In the case of Susan Berney v Thomas Saul (t/a Thomas Saul & Co)  EWCA Civ 640, the Court of Appeal overturned the decision of the County Court and held that the claimant’s cause of action in the professional negligence claim against her former solicitor had accrued from the day that her original claim was settled, and as such was not time-barred.
The claimant, Ms Berney, had instructed the defendant, Mr Saul, to represent her in a personal negligence claim following a road traffic accident in 1999. The driver’s insurers had accepted liability. In 2002 Mr Saul commenced proceedings on behalf of Ms Berney but named the wrong defendant on the claim form. Mr Saul then amended the claim form but did so outside the time limit. He also failed to serve proper particulars of claim. As a result of the delay in the proceedings, negotiations became stalled and the claim looked likely to be struck out. Ms Berney therefore felt that she had no choice but to accept the defendant insurer’s settlement offer of £25,000. Ms Berney subsequently issued a claim against her former solicitor for negligence, on the grounds that she would have received far more damages had her claim been handled correctly.
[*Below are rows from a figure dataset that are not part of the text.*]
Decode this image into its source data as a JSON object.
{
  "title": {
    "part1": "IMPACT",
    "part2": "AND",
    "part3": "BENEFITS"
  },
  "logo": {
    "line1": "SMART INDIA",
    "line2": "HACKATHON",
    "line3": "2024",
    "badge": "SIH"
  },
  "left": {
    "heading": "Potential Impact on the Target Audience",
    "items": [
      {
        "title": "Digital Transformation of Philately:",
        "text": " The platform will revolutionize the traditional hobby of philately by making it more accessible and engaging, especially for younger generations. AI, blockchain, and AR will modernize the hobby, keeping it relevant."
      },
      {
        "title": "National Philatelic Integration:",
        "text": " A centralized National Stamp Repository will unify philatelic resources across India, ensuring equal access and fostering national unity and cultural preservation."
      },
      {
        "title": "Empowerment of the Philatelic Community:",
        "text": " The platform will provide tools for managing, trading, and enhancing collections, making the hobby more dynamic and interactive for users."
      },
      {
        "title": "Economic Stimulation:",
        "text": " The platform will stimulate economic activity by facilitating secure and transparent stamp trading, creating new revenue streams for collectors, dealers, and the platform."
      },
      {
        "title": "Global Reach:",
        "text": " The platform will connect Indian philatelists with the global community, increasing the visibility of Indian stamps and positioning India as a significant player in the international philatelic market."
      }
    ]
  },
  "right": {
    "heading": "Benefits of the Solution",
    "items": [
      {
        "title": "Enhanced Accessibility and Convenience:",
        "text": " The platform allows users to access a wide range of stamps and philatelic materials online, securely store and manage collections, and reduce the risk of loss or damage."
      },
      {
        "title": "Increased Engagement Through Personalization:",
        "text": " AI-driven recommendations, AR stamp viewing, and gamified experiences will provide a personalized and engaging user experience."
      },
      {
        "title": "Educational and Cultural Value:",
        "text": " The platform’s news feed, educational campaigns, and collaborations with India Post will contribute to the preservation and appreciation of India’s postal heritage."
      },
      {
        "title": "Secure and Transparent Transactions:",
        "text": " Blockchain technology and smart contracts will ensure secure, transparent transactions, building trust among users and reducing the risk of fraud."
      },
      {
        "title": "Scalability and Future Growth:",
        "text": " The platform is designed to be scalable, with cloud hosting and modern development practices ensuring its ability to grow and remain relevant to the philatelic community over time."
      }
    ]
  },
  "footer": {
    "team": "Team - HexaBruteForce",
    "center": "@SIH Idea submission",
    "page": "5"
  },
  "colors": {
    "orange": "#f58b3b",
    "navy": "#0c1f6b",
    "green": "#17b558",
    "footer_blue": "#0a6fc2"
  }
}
HHJ Simpkiss, sitting in the Brighton County Court, upheld the first instance decision of DJ Liston that the claim should be struck out on the ground that it was time-barred under the Limitation Act 1980 (“the Act”).
Ms Berney appealed.
Held on appeal
Appeal allowed. Under section 2 of the Limitation Act 1980, tort actions cannot be brought more than six years from the date that the cause of action accrued. The cause of action accrued not when the culpable conduct occurred, but when the claimant first sustained damage. Essentially this comes down to when Ms Berney first sustained damage as a result of Mr Saul’s professional negligence.
The Court emphasised that although this is essentially a question of fact, the following principles are also relevant:
(a) actual damage was any detriment, liability or loss capable of assessment in money terms, and included liabilities which might arise on a contingency; and
(b) a useful formulation was to consider "when was the claimant worse off financially by reason of a breach of the duty of care than he would otherwise have been?"
The court held that, although there was no way of knowing the outcome of the case had it not settled, Ms Berney had a cast-iron claim for damages for personal injury and loss where liability had been admitted. The loss (and consequently her cause of action) had occurred when she was forced to settle the case. Ms Berney’s negligence claim was therefore within the 6 year time limit set out in the Act.